The soft-spoken, second-round draft pick out of Mississippi State is being counted on make a difference in a leaky pass defense this year. However, the rangy cornerback wants to make an impression with strong play rather than words.
Bucs are confident Banks has the skills and maturity to develop into a top-notch pro, and he is ready to take advantage of an opportunity to contribute right away.
"I'm not going to put myself out there like that," Banks said of his chances of becoming an immediate starter in a defense that nearly set a NFL record for passing yards allowed last season. "I'm coming in here willing to work hard -- special teams, defense -- and do anything I can to help."
Tampa Bay selected the 2012 Jim Thorpe Award winner 43rd overall despite trading its first round pick to obtain three-time All-Pro cornerback Darrelle Revis in a deal with the New York Jets.
Revis is generally regarded as the best player at his position in the game. Banks is looking forward to learning from him while competing with another veteran, Eric Wright, for playing time in a revamped secondary that also will feature another newcomer, All-Pro safety Dashon Goldson.
At the very least, Banks is expected to begin his rookie season as the fifth defensive back in passing situations.

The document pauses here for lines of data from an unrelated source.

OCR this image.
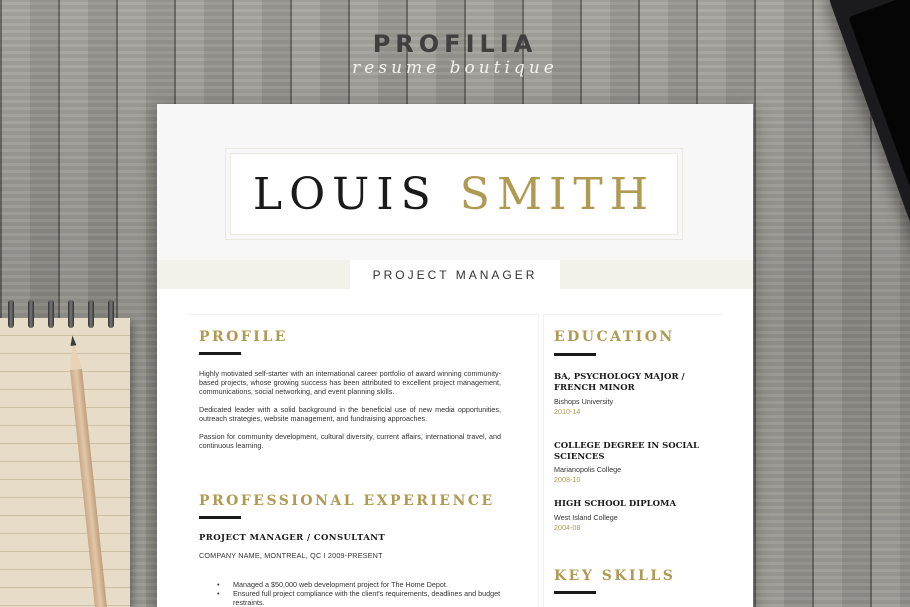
PROFILIA
resume boutique
LOUIS SMITH
PROJECT MANAGER
PROFILE
Highly motivated self-starter with an international career portfolio of award winning community-based projects, whose growing success has been attributed to excellent project management, communications, social networking, and event planning skills.
Dedicated leader with a solid background in the beneficial use of new media opportunities, outreach strategies, website management, and fundraising approaches.
Passion for community development, cultural diversity, current affairs, international travel, and continuous learning.
PROFESSIONAL EXPERIENCE
PROJECT MANAGER / CONSULTANT
COMPANY NAME, MONTREAL, QC I 2009-PRESENT
• Managed a $50,000 web development project for The Home Depot.
• Ensured full project compliance with the client's requirements, deadlines and budget restraints.
EDUCATION
BA, PSYCHOLOGY MAJOR / FRENCH MINOR
Bishops University
2010-14
COLLEGE DEGREE IN SOCIAL SCIENCES
Marianopolis College
2008-10
HIGH SCHOOL DIPLOMA
West Island College
2004-08
KEY SKILLS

After playing four seasons in the Southeastern Conference, routinely being assigned to cover opponents' top receivers, the 6-foot-2, 215-pound native of Maben, Miss., feels he's more than capable of holding his own in the pass-happy NFC South, where the Bucs face Drew Brees, Matt Ryan and Cam Newton twice a year.
Although he's not the fastest defender, the Bucs like his aggressive style and versatility. His 16 career interceptions tied a school record at Mississippi State.
"Everybody can look at my tape and tell I'm not a 4.6 guy. My tape don't lie. It speaks for itself," Banks said. "I played in the SEC four years. I played against Cordarrelle Patterson, who runs a 4.47, and he didn't really do anything against me. ... I think I have good game speed."
Patterson, who played at Tennessee, was a first-round pick of the Minnesota Vikings.
"We ask our corners to do a lot, everything from press to bail to baiting, to playing off, rotating. He's done all that. He's shown that he can do that. I really likes the way he plays the game," Bucs coach Greg Schiano said.
"He was the captain. He was the guy who makes their defense go, period," Schiano added. "You love that, especially in a corner. That doesn't happen very often."
In addition to being attracted to his toughness and ball skills, the Bucs also cite the 23-year-old maturity as a major asset. Banks is married and has a young son who turns 2 on May 11, the same day the cornerback will graduate from Mississippi State.
"I think his maturity is probably more advanced than a lot of guys his age. He has his own family," Schiano said. "He's played a ton of football. So football-wise, he's mature as well. He's a guy that I really think fit exactly what we're looking for as a player and a person."
Banks said his wife and son, K.J., mean everything to him and help inspire him to be successful.
"Growing up as a kid, I didn't have a lot. So I always said if I ever had a kid and a wife, I was going to make their life as easy as possible so they didn't have to struggle like I did," Banks said.
"Being mature and having responsibility," he added, "I think it even makes my game better, being willing to put the time in and work in that it takes to be a good football player."